We woke up next to each other with a mutual look of disgust, and then he left. I knew I should have gone for the younger brother.
In hindsight maybe we should have moved his homework instead of playing quarters on top of it.
I'm dreading the fact that when the dominoes guy comes, he will ask me if i placed an order under the name "high as shit".
Last night you were talking while puking saying, "ahh the shoes and the purse, I'm gonna have to wash those"
It's so cute when the exchange student uses "blowjob" as a verb.
Found a single cinnamon toast crunch between my butt cheeks. We did work last night
I know it must have been a hard break up. Are you okay?

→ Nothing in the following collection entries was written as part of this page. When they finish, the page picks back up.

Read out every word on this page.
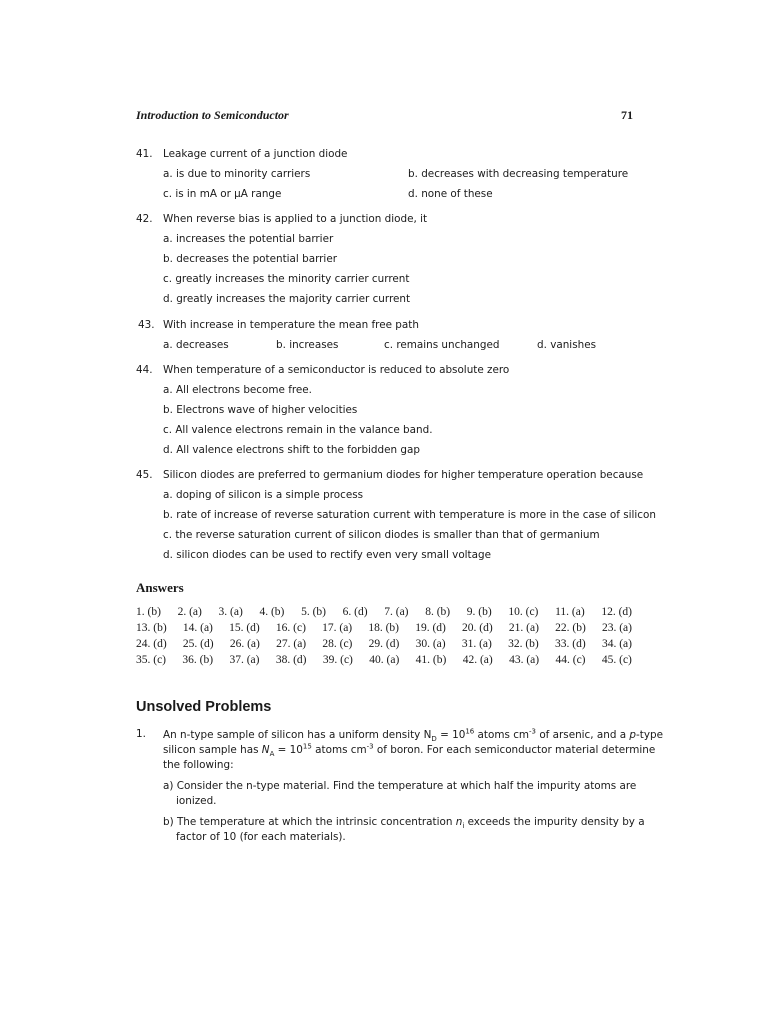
Introduction to Semiconductor	71
41. Leakage current of a junction diode
a. is due to minority carriers	b. decreases with decreasing temperature
c. is in mA or µA range	d. none of these
42. When reverse bias is applied to a junction diode, it
a. increases the potential barrier
b. decreases the potential barrier
c. greatly increases the minority carrier current
d. greatly increases the majority carrier current
43. With increase in temperature the mean free path
a. decreases	b. increases	c. remains unchanged	d. vanishes
44. When temperature of a semiconductor is reduced to absolute zero
a. All electrons become free.
b. Electrons wave of higher velocities
c. All valence electrons remain in the valance band.
d. All valence electrons shift to the forbidden gap
45. Silicon diodes are preferred to germanium diodes for higher temperature operation because
a. doping of silicon is a simple process
b. rate of increase of reverse saturation current with temperature is more in the case of silicon
c. the reverse saturation current of silicon diodes is smaller than that of germanium
d. silicon diodes can be used to rectify even very small voltage
Answers
1. (b) 2. (a) 3. (a) 4. (b) 5. (b) 6. (d) 7. (a) 8. (b) 9. (b) 10. (c) 11. (a) 12. (d)
13. (b) 14. (a) 15. (d) 16. (c) 17. (a) 18. (b) 19. (d) 20. (d) 21. (a) 22. (b) 23. (a)
24. (d) 25. (d) 26. (a) 27. (a) 28. (c) 29. (d) 30. (a) 31. (a) 32. (b) 33. (d) 34. (a)
35. (c) 36. (b) 37. (a) 38. (d) 39. (c) 40. (a) 41. (b) 42. (a) 43. (a) 44. (c) 45. (c)
Unsolved Problems
1. An n-type sample of silicon has a uniform density $N_D = 10^{16}$ atoms $cm^{-3}$ of arsenic, and a p-type
silicon sample has $N_A = 10^{15}$ atoms $cm^{-3}$ of boron. For each semiconductor material determine
the following:
a) Consider the n-type material. Find the temperature at which half the impurity atoms are
ionized.
b) The temperature at which the intrinsic concentration $n_i$ exceeds the impurity density by a
factor of 10 (for each materials).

Oh yeah, I'm fine dude. My vaginas heart is broken though. I feel bad for her, you should give her a call sometime.
Summers almost over and we haven't golfed, got naked or had sex yet. Let's do all three in one day, no particular order.
Welp, I just herniated a vocal cord during sex. How was your night?

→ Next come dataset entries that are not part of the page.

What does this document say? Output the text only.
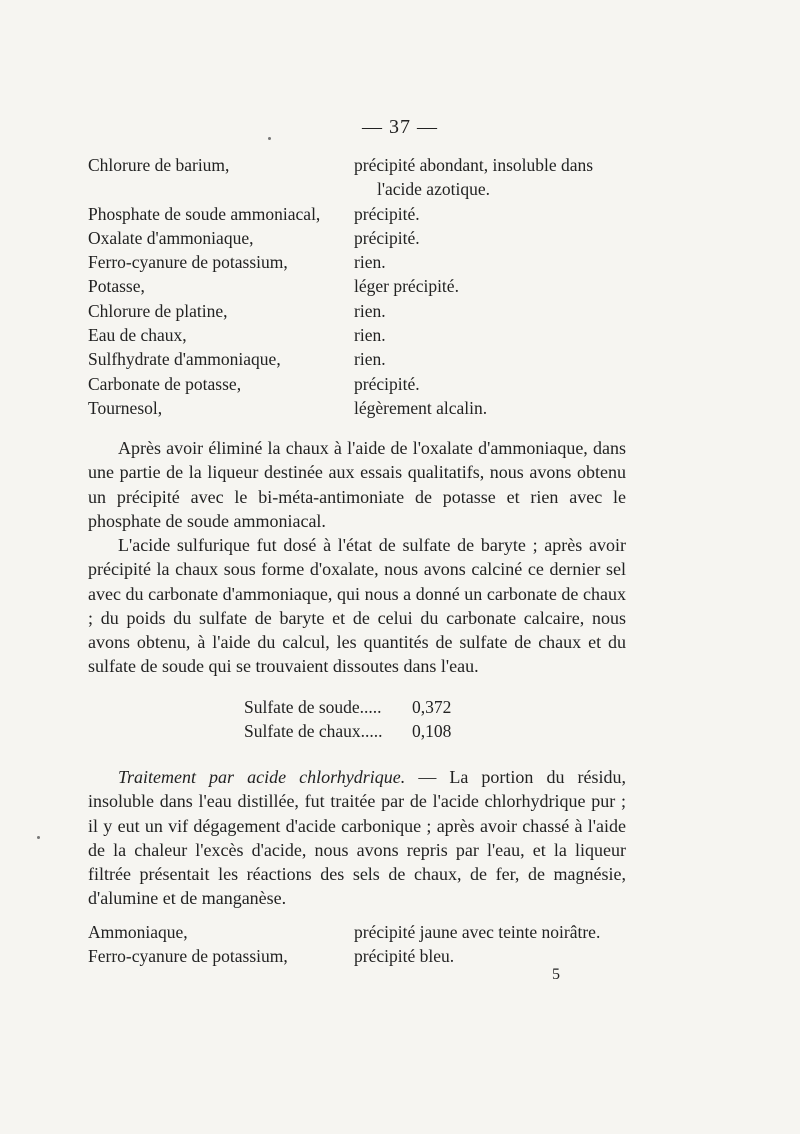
— 37 —
Chlorure de barium,	précipité abondant, insoluble dans
l'acide azotique.
Phosphate de soude ammoniacal, précipité.
Oxalate d'ammoniaque,	précipité.
Ferro-cyanure de potassium,	rien.
Potasse,	léger précipité.
Chlorure de platine,	rien.
Eau de chaux,	rien.
Sulfhydrate d'ammoniaque,	rien.
Carbonate de potasse,	précipité.
Tournesol,	légèrement alcalin.

Après avoir éliminé la chaux à l'aide de l'oxalate d'ammoniaque, dans une partie de la liqueur destinée aux essais qualitatifs, nous avons obtenu un précipité avec le bi-méta-antimoniate de potasse et rien avec le phosphate de soude ammoniacal.

L'acide sulfurique fut dosé à l'état de sulfate de baryte ; après avoir précipité la chaux sous forme d'oxalate, nous avons calciné ce dernier sel avec du carbonate d'ammoniaque, qui nous a donné un carbonate de chaux ; du poids du sulfate de baryte et de celui du carbonate calcaire, nous avons obtenu, à l'aide du calcul, les quantités de sulfate de chaux et du sulfate de soude qui se trouvaient dissoutes dans l'eau.

Sulfate de soude..... 0,372
Sulfate de chaux..... 0,108

Traitement par acide chlorhydrique. — La portion du résidu, insoluble dans l'eau distillée, fut traitée par de l'acide chlorhydrique pur ; il y eut un vif dégagement d'acide carbonique ; après avoir chassé à l'aide de la chaleur l'excès d'acide, nous avons repris par l'eau, et la liqueur filtrée présentait les réactions des sels de chaux, de fer, de magnésie, d'alumine et de manganèse.

Ammoniaque,	précipité jaune avec teinte noirâtre.
Ferro-cyanure de potassium,	précipité bleu.
5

that awkward moment when you use blowjob jokes as a segue into coming out as bi
We kept having to tell you that you couldn't just sit wherever you wanted at Walmart. Sitting in the middle of the raw meat section was unacceptable and children were staring at you.

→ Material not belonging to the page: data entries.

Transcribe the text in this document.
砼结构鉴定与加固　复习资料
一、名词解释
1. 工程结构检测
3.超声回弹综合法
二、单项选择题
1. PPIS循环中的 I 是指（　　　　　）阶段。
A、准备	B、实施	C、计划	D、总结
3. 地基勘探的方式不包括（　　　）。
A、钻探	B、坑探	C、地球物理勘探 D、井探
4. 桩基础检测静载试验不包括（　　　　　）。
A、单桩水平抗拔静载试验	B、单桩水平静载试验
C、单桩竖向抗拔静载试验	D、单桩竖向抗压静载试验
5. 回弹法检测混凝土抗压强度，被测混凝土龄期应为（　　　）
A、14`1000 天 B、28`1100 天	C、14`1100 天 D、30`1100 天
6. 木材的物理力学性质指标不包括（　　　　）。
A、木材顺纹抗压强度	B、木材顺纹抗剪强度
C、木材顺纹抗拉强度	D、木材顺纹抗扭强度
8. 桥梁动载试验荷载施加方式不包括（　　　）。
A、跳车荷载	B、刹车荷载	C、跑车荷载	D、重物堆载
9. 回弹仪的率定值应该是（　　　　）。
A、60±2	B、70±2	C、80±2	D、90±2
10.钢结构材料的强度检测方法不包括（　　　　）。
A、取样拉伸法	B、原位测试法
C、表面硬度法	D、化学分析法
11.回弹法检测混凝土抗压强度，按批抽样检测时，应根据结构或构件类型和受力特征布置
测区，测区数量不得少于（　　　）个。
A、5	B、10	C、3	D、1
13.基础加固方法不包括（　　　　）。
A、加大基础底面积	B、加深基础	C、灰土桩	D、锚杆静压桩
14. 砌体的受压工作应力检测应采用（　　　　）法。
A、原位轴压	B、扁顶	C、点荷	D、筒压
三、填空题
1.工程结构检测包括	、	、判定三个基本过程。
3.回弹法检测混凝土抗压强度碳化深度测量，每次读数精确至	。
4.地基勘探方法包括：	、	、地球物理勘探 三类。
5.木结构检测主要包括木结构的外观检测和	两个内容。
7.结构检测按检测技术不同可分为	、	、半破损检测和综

you woke me up at 1am last night high on cough syrup to tell me jay z was an idiot for cheating on beyonce
you asked how they got the microwave in the air. we had to explain three times that it was mounted there until you finally feel asleep
i read his ps3 instant messaging thing... he's meeting a guy to have sex. i think your boyfriend's gay
Baby Shark came on during sex.
She has BABY SHARK on her sex playlist. Who does that?